Du rappst darüber, dass du früher stark bevormundet und kleingeredet wurdest. Die Line „Es ist Fakt, du hast mein Feuer erst entfacht“ wirkt aber so, als hättest du aus der Situation trotzdem Kraft geschöpft.

In irgendeiner Weise haben mir diese Erfahrungen neue Perspektiven aufgezeigt und mir auch Kraft gegeben. Wenn ich schreibe, verspüre ich richtigen Druck und lasse alles stehen und liegen. Das wäre sonst vielleicht nicht so.

Was für Steine wurden dir denn in den Weg gelegt? 

Ich musste lernen, dass die Liebe zu sich selbst und die Liebe zu anderen keinen Widerspruch darstellt. Wenn dich jemand wirklich liebt, wird er deine Grenzen respektieren und dich auch noch toll finden, wenn du mal schlechte Laune hast und nicht immer der Sonnenschein bist. Es ist allerdings ein langer Prozess, bis man in den Spiegel gucken und „Ey, du bist cool“ sagen kannst.

Deshalb die Line: „Ich kämpfe wie ein Samurai für Liebe / Was sie bedeutet, habe ich nicht gewusst / Lange geleugnet, dass sie nicht mit Frust oder Leuten die bloß keine Freude an dir und deinen Träumen haben / dass ich sie nicht vergeuden mag / Ich bin wertvoll, ich bin sehr toll auch wenn ich das nie lernen sollte / weiß ich letztendlich im Kern heute, dass ich Menschen wie dich von mir entfernen sollte“

Das laut auszusprechen und auch ernst zu meinen, ist wirklich ein großer Schritt, da man sich dabei schnell eingebildet oder arrogant vorkommt.
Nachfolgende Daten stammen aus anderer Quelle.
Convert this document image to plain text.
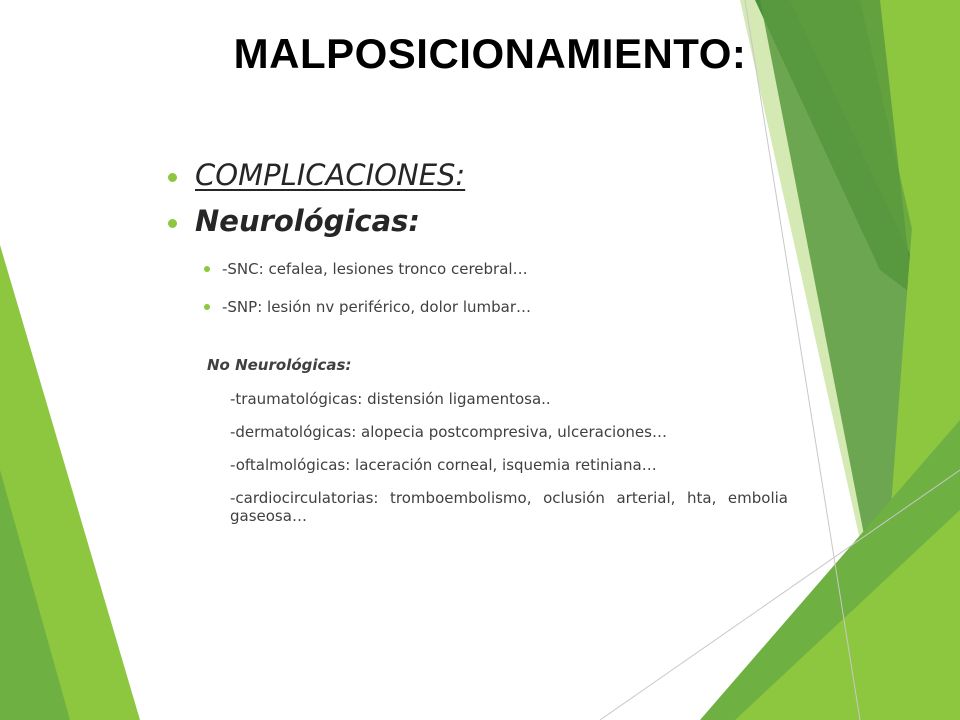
MALPOSICIONAMIENTO:
COMPLICACIONES:
Neurológicas:
-SNC: cefalea, lesiones tronco cerebral…
-SNP: lesión nv periférico, dolor lumbar…
No Neurológicas:
-traumatológicas: distensión ligamentosa..
-dermatológicas: alopecia postcompresiva, ulceraciones…
-oftalmológicas: laceración corneal, isquemia retiniana…
-cardiocirculatorias: tromboembolismo, oclusión arterial, hta, embolia gaseosa…
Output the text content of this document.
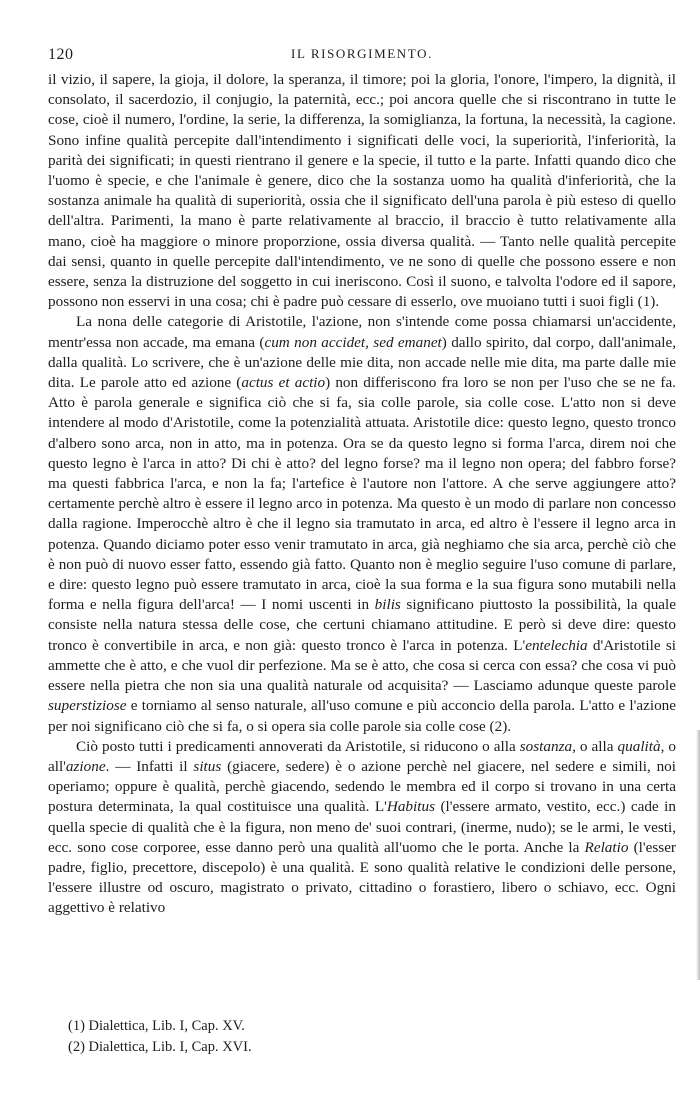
120	IL RISORGIMENTO.

il vizio, il sapere, la gioja, il dolore, la speranza, il timore; poi la gloria, l'onore, l'impero, la dignità, il consolato, il sacerdozio, il conjugio, la paternità, ecc.; poi ancora quelle che si riscontrano in tutte le cose, cioè il numero, l'ordine, la serie, la differenza, la somiglianza, la fortuna, la necessità, la cagione. Sono infine qualità percepite dall'intendimento i significati delle voci, la superiorità, l'inferiorità, la parità dei significati; in questi rientrano il genere e la specie, il tutto e la parte. Infatti quando dico che l'uomo è specie, e che l'animale è genere, dico che la sostanza uomo ha qualità d'inferiorità, che la sostanza animale ha qualità di superiorità, ossia che il significato dell'una parola è più esteso di quello dell'altra. Parimenti, la mano è parte relativamente al braccio, il braccio è tutto relativamente alla mano, cioè ha maggiore o minore proporzione, ossia diversa qualità. — Tanto nelle qualità percepite dai sensi, quanto in quelle percepite dall'intendimento, ve ne sono di quelle che possono essere e non essere, senza la distruzione del soggetto in cui ineriscono. Così il suono, e talvolta l'odore ed il sapore, possono non esservi in una cosa; chi è padre può cessare di esserlo, ove muoiano tutti i suoi figli (1).

La nona delle categorie di Aristotile, l'azione, non s'intende come possa chiamarsi un'accidente, mentr'essa non accade, ma emana (cum non accidet, sed emanet) dallo spirito, dal corpo, dall'animale, dalla qualità. Lo scrivere, che è un'azione delle mie dita, non accade nelle mie dita, ma parte dalle mie dita. Le parole atto ed azione (actus et actio) non differiscono fra loro se non per l'uso che se ne fa. Atto è parola generale e significa ciò che si fa, sia colle parole, sia colle cose. L'atto non si deve intendere al modo d'Aristotile, come la potenzialità attuata. Aristotile dice: questo legno, questo tronco d'albero sono arca, non in atto, ma in potenza. Ora se da questo legno si forma l'arca, direm noi che questo legno è l'arca in atto? Di chi è atto? del legno forse? ma il legno non opera; del fabbro forse? ma questi fabbrica l'arca, e non la fa; l'artefice è l'autore non l'attore. A che serve aggiungere atto? certamente perchè altro è essere il legno arco in potenza. Ma questo è un modo di parlare non concesso dalla ragione. Imperocchè altro è che il legno sia tramutato in arca, ed altro è l'essere il legno arca in potenza. Quando diciamo poter esso venir tramutato in arca, già neghiamo che sia arca, perchè ciò che è non può di nuovo esser fatto, essendo già fatto. Quanto non è meglio seguire l'uso comune di parlare, e dire: questo legno può essere tramutato in arca, cioè la sua forma e la sua figura sono mutabili nella forma e nella figura dell'arca! — I nomi uscenti in bilis significano piuttosto la possibilità, la quale consiste nella natura stessa delle cose, che certuni chiamano attitudine. E però si deve dire: questo tronco è convertibile in arca, e non già: questo tronco è l'arca in potenza. L'entelechia d'Aristotile si ammette che è atto, e che vuol dir perfezione. Ma se è atto, che cosa si cerca con essa? che cosa vi può essere nella pietra che non sia una qualità naturale od acquisita? — Lasciamo adunque queste parole superstiziose e torniamo al senso naturale, all'uso comune e più acconcio della parola. L'atto e l'azione per noi significano ciò che si fa, o si opera sia colle parole sia colle cose (2).

Ciò posto tutti i predicamenti annoverati da Aristotile, si riducono o alla sostanza, o alla qualità, o all'azione. — Infatti il situs (giacere, sedere) è o azione perchè nel giacere, nel sedere e simili, noi operiamo; oppure è qualità, perchè giacendo, sedendo le membra ed il corpo si trovano in una certa postura determinata, la qual costituisce una qualità. L'Habitus (l'essere armato, vestito, ecc.) cade in quella specie di qualità che è la figura, non meno de' suoi contrari, (inerme, nudo); se le armi, le vesti, ecc. sono cose corporee, esse danno però una qualità all'uomo che le porta. Anche la Relatio (l'esser padre, figlio, precettore, discepolo) è una qualità. E sono qualità relative le condizioni delle persone, l'essere illustre od oscuro, magistrato o privato, cittadino o forastiero, libero o schiavo, ecc. Ogni aggettivo è relativo

(1) Dialettica, Lib. I, Cap. XV.
(2) Dialettica, Lib. I, Cap. XVI.
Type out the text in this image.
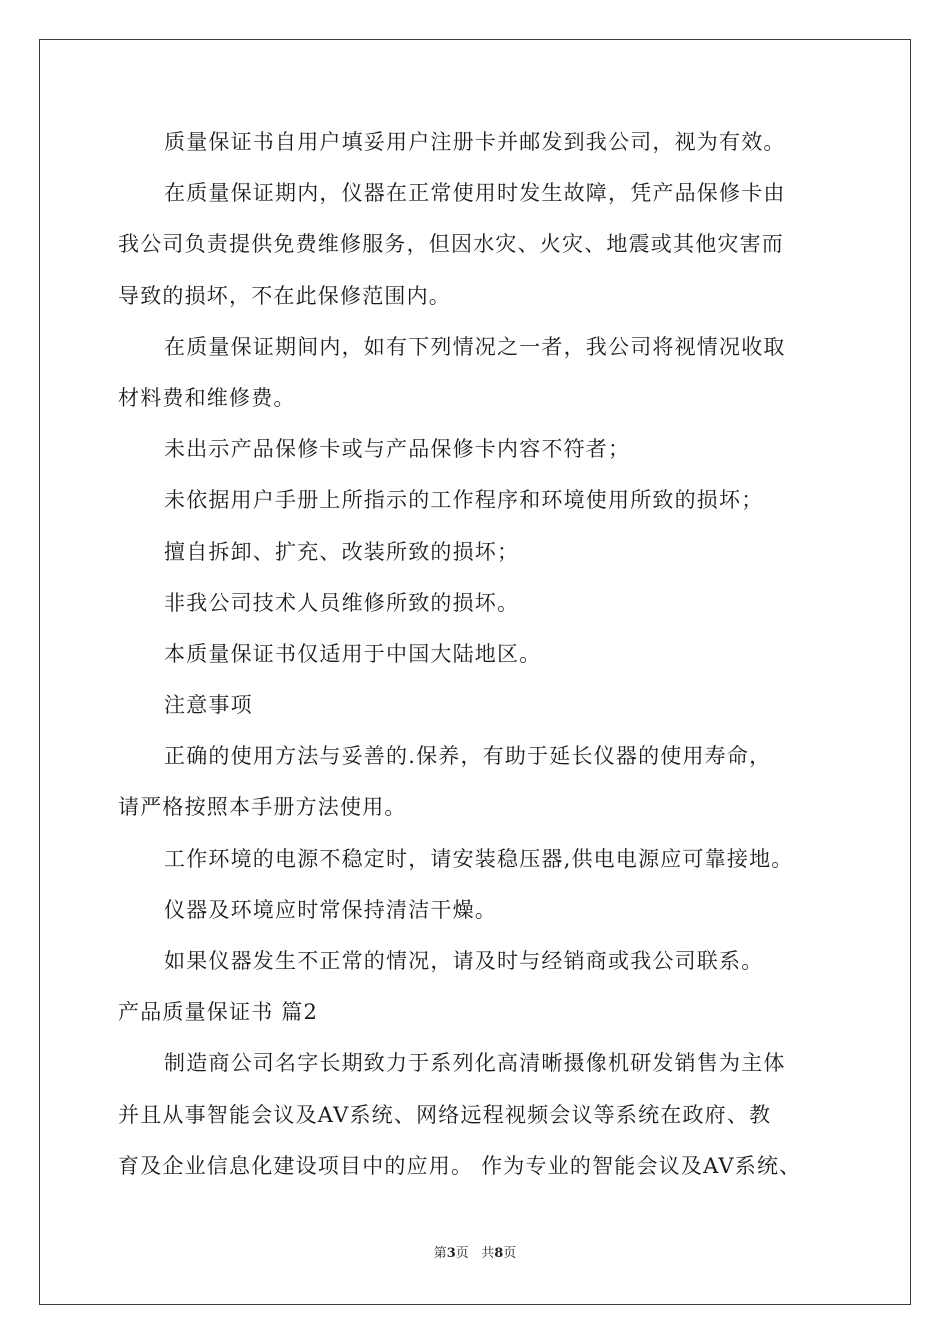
质量保证书自用户填妥用户注册卡并邮发到我公司，视为有效。
在质量保证期内，仪器在正常使用时发生故障，凭产品保修卡由
我公司负责提供免费维修服务，但因水灾、火灾、地震或其他灾害而
导致的损坏，不在此保修范围内。
在质量保证期间内，如有下列情况之一者，我公司将视情况收取
材料费和维修费。
未出示产品保修卡或与产品保修卡内容不符者；
未依据用户手册上所指示的工作程序和环境使用所致的损坏；
擅自拆卸、扩充、改装所致的损坏；
非我公司技术人员维修所致的损坏。
本质量保证书仅适用于中国大陆地区。
注意事项
正确的使用方法与妥善的.保养，有助于延长仪器的使用寿命，
请严格按照本手册方法使用。
工作环境的电源不稳定时，请安装稳压器,供电电源应可靠接地。
仪器及环境应时常保持清洁干燥。
如果仪器发生不正常的情况，请及时与经销商或我公司联系。
产品质量保证书 篇2
制造商公司名字长期致力于系列化高清晰摄像机研发销售为主体
并且从事智能会议及AV系统、网络远程视频会议等系统在政府、教
育及企业信息化建设项目中的应用。 作为专业的智能会议及AV系统、
第3页 共8页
Solche Themen sind bestimmt auch Bestandteil von den Workshops, die du an Schulen und Unis gibst, oder? Ich kann mir richtig gut vorstellen, dass du den Leuten Power mitgeben möchtest und der Fokus nicht unbedingt darauf liegt, was eine Anapher oder Metapher ist. 

Empowerment ist auf jeden Fall ein großer Teil davon, ja. Ich versuche die Sachen, die ich gelernt habe, an andere weiter zu geben und ihnen etwas von meiner Power mitzugeben. Ganz wichtig ist das laute selbstbewusste Reden vor einer Gruppe, ohne Angst zu haben, sich zu blamieren. Die Angst vor Peinlichkeit steht einem im Leben viel zu oft im Weg – sie abzulegen, hilft enorm weiter. Dafür muss es einem aber erstmal relativ egal sein, was andere Leute von einem denken. Außerdem muss man selber wissen, dass man etwas gut kann oder zumindest auf dem Weg ist, gut zu werden. Egal was man macht, am Anfang ist man immer schlecht. Das muss man aushalten und einfach weiter machen.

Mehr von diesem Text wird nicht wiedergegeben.